Faz parte de nós, do nosso viver ir além dos obstáculos, das perdas, das doenças, das quedas. Faz parte de nós a conquista, a busca de metas, de superação, de vencer. Faz parte de nós a dor mas também o amor sem intrínseca correlação.
Faz parte de nós seres sociais o estar com os outros, ajudar, compartilhar; tal como faz parte de nós a solidão, a introspeção, a porta fechada com uma janela aberta. Porque é o festejar a vida connosco e com os outros que nos anima, que nos revela, que nos estimula, que nos desperta e que nos encoraja. Mas, festa só é festa, quando a celebramos com as pessoas de que gostamos e que, sabe-se lá porquê, também gostam de nós.

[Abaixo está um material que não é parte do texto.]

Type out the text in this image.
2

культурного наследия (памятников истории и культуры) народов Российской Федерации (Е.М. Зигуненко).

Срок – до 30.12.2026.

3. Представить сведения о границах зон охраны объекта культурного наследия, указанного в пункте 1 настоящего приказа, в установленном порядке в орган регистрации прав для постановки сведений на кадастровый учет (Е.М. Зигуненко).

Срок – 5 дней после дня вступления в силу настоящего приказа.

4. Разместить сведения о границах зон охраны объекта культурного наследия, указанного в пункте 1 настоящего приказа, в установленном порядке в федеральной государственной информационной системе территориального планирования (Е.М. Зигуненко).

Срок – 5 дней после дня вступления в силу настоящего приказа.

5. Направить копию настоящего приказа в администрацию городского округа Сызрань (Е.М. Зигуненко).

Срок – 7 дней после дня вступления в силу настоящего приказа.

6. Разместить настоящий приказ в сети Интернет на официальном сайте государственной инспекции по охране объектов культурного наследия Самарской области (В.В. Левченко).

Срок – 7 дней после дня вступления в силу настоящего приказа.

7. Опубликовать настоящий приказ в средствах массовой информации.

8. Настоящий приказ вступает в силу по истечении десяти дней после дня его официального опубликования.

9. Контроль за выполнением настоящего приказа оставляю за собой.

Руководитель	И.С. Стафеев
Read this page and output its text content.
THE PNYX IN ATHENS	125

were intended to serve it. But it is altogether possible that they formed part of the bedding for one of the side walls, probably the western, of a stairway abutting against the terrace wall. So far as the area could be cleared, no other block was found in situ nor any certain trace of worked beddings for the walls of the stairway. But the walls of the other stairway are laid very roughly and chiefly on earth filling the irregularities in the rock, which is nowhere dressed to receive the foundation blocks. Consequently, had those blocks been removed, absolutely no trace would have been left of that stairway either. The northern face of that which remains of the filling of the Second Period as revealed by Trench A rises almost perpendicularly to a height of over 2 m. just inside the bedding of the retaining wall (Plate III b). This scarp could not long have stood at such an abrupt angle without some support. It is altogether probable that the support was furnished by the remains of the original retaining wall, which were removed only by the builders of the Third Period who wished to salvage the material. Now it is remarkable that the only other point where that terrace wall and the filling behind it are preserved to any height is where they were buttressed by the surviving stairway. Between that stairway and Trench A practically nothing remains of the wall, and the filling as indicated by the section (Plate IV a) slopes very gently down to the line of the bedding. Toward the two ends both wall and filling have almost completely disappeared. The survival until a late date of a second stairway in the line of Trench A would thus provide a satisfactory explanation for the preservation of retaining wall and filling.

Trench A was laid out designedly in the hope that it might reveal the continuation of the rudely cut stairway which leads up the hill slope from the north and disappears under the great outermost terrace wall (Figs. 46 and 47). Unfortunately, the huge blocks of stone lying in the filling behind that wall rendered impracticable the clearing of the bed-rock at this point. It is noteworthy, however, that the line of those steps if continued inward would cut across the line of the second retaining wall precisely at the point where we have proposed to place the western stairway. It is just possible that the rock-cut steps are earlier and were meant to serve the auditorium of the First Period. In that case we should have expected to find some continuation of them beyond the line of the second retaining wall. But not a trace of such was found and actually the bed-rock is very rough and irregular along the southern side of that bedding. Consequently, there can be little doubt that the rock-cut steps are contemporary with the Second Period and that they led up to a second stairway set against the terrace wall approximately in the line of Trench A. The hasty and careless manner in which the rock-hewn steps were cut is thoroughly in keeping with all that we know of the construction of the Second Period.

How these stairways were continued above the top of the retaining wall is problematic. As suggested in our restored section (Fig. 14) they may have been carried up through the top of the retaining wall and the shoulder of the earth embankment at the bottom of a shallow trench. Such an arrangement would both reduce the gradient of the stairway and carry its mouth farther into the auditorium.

sexta-feira, 26 de fevereiro de 2016

Post.it: Não é defeito mas feitio

Gostamos das pessoas tal como são? Não, na verdade, gostamos das pessoas tal como somos. Inconscientemente queremos mudá-las para que se tornem “iguais” as nós, para que nos completem, para que sintamos que nos vão sempre confirmar, apoiar, que são a certeza em quem podemos confiar e que nunca nos vão desiludir.
Claro que os argumentos desta inconsciência manifestam-se de outra forma, afinal, só somos críticos porque “queremos o melhor” para as pessoas de que gostamos. Queremos que andem com roupas apropriadas para não serem gozadas, que tenham atitudes correctas para não serem excluídas. Não é por nós, nunca é, é simplesmente por elas, em última instância pelos outros.
Porque nós que somos amigos, aceitamos cada um como é, nas suas debilidades, nas suas “tolices”, no que afinal não é defeito mas feitio.
Não é isso que deve fazer um amigo? Alertar para possíveis problemas, evitar que se magoem, amparar na queda, curar a ferida com o penso rápido do “eu bem que te avisei”?
A amizade, esse sentimento que gera múltiplas emoções é complexa.
Não é por mal, (acho) somos assim. Entre as boas e as veladas intenções, amamos, mas amamos de verdade. Magoamos, talvez, mas magoamos simplesmente para que não sejam magoados e, simultaneamente, para não nos magoarmos.
E neste estranho jogo psicológico temos amigos, somos amigos. Tentamos ser os melhores amigos e ter os melhores amigos. Aqueles com quem nos identificamos. Aqueles que neles somos.
Mas há um tempo, que nos ensina, que nos adoça, que nos faz perceber o fundamental. E o fundamental não é que se iguala a nós mas o que nos enriquece nem que seja pela diferença. Não há maior elogio do que gostar de alguém por ser como é.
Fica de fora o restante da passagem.